Par Michel LAGACÉ
Quand la Législature du Manitoba a décidé d’amalgamer 13 villes et municipalités pour créer la ville de Winnipeg telle qu’elle existe aujourd’hui, de nombreux citoyens craignaient la perte d’autonomie locale. Car, dès le 1er janvier 1972, les villes comme Saint-Boniface et Saint-Vital disparaissaient et les décisions locales relevaient ultimement d’un seul conseil central.
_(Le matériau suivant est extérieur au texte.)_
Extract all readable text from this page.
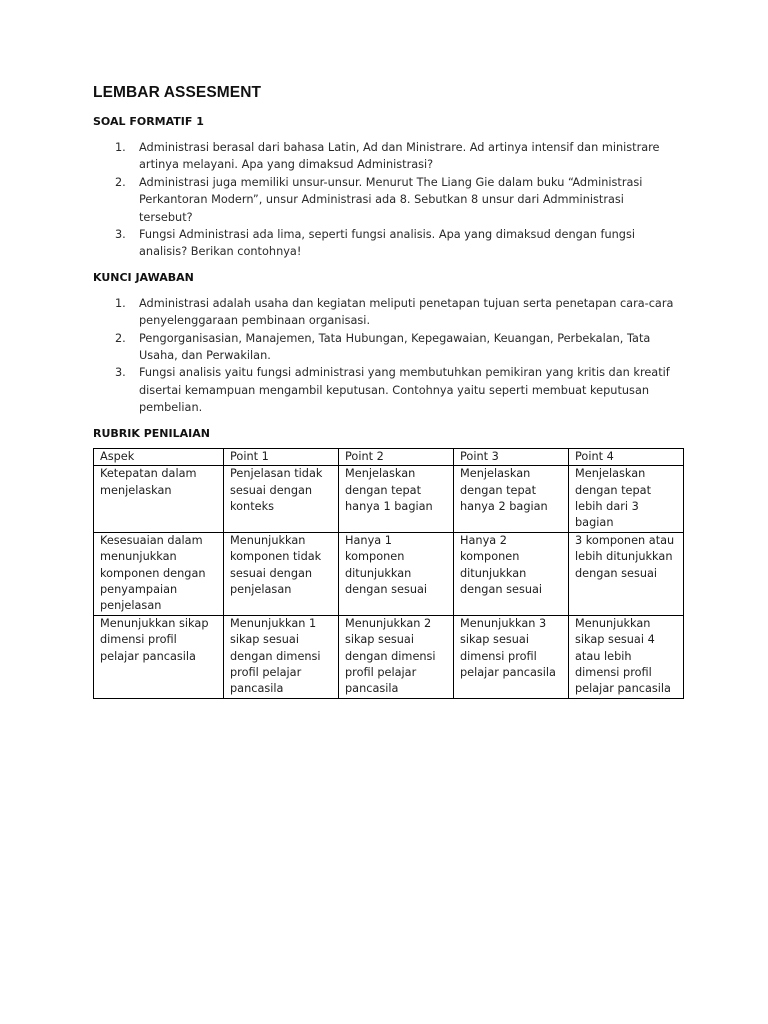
LEMBAR ASSESMENT
SOAL FORMATIF 1
1. Administrasi berasal dari bahasa Latin, Ad dan Ministrare. Ad artinya intensif dan ministrare artinya melayani. Apa yang dimaksud Administrasi?
2. Administrasi juga memiliki unsur-unsur. Menurut The Liang Gie dalam buku “Administrasi Perkantoran Modern”, unsur Administrasi ada 8. Sebutkan 8 unsur dari Admministrasi tersebut?
3. Fungsi Administrasi ada lima, seperti fungsi analisis. Apa yang dimaksud dengan fungsi analisis? Berikan contohnya!
KUNCI JAWABAN
1. Administrasi adalah usaha dan kegiatan meliputi penetapan tujuan serta penetapan cara-cara penyelenggaraan pembinaan organisasi.
2. Pengorganisasian, Manajemen, Tata Hubungan, Kepegawaian, Keuangan, Perbekalan, Tata Usaha, dan Perwakilan.
3. Fungsi analisis yaitu fungsi administrasi yang membutuhkan pemikiran yang kritis dan kreatif disertai kemampuan mengambil keputusan. Contohnya yaitu seperti membuat keputusan pembelian.
RUBRIK PENILAIAN
Aspek	Point 1	Point 2	Point 3	Point 4
Ketepatan dalam menjelaskan	Penjelasan tidak sesuai dengan konteks	Menjelaskan dengan tepat hanya 1 bagian	Menjelaskan dengan tepat hanya 2 bagian	Menjelaskan dengan tepat lebih dari 3 bagian
Kesesuaian dalam menunjukkan komponen dengan penyampaian penjelasan	Menunjukkan komponen tidak sesuai dengan penjelasan	Hanya 1 komponen ditunjukkan dengan sesuai	Hanya 2 komponen ditunjukkan dengan sesuai	3 komponen atau lebih ditunjukkan dengan sesuai
Menunjukkan sikap dimensi profil pelajar pancasila	Menunjukkan 1 sikap sesuai dengan dimensi profil pelajar pancasila	Menunjukkan 2 sikap sesuai dengan dimensi profil pelajar pancasila	Menunjukkan 3 sikap sesuai dimensi profil pelajar pancasila	Menunjukkan sikap sesuai 4 atau lebih dimensi profil pelajar pancasila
Aujourd’hui, comment peut-on connaître les origines et la vie civique des villes et municipalités qui sont disparues en 1972? La réponse se trouve évidemment dans les archives, et voilà où le bât blesse encore aujourd’hui. En 1995, la ville de Winnipeg a désigné sa plus ancienne bibliothèque comme son centre d’archives (1). Elle a plus tard voulu rénover l’édifice pour en faire un centre moderne avec des espaces pour recevoir le public et une voûte intérieure où la température serait contrôlée.
Durant les travaux entrepris en 2013, un orage a causé des dommages importants. Quelques archives ont été détruites et le reste a été déménagé “temporairement” dans un édifice anodin d’un district industriel. Depuis ce temps, l’édifice patrimonial demeure inoccupé et la consultation d’archives est devenue moins fréquente, faute de locaux adéquats qui faciliteraient la recherche. En 2016, le conseil de ville a même voté contre une proposition de restaurer l’édifice.
La semaine dernière, la Winnipeg Foundation, pour marquer son centenaire en 2021, a lancé un défi à la Ville de Winnipeg : elle lui offre jusqu’à 5 millions $ pour faire avancer deux projets dont le coût total s’élèverait à environ 24 millions $. Le premier projet serait de construire un lien piétonnier et cyclable sur la rivière Assiniboine, situé entre les rues Donald et Osborne. L’autre projet verrait enfin la rénovation de l’ancienne bibliothèque pour en faire un centre d’archives municipales et communautaires. L’ajout du volet communautaire reflète le fait que les organismes de tout genre à Winnipeg ne disposent d’aucun lieu pour conserver leurs archives.
La saga entourant la première bibliothèque de Winnipeg constitue un scandale dont le conseil de ville est entièrement responsable. Depuis 47 ans, il néglige le riche patrimoine dont la ville a hérité. Il laisse aussi un édifice historique vide et sans fonction pour le vouer à disparaître. La proposition de la Winnipeg Foundation rappelle au conseil sa responsabilité de faire vivre la mémoire collective de la ville. Aux conseillers maintenant de relever le défi lancé par la fondation communautaire presque centenaire et d’agir.
(1) Le philanthrope américain, Andrew Carnegie, a financé la construction de trois bibliothèques à Winnipeg dont la première, construite en 1905, est située au 380, avenue William. Elle a servi de succursale principale jusqu’à la construction en 1977 de la bibliothèque centrale située sur la rue Donald.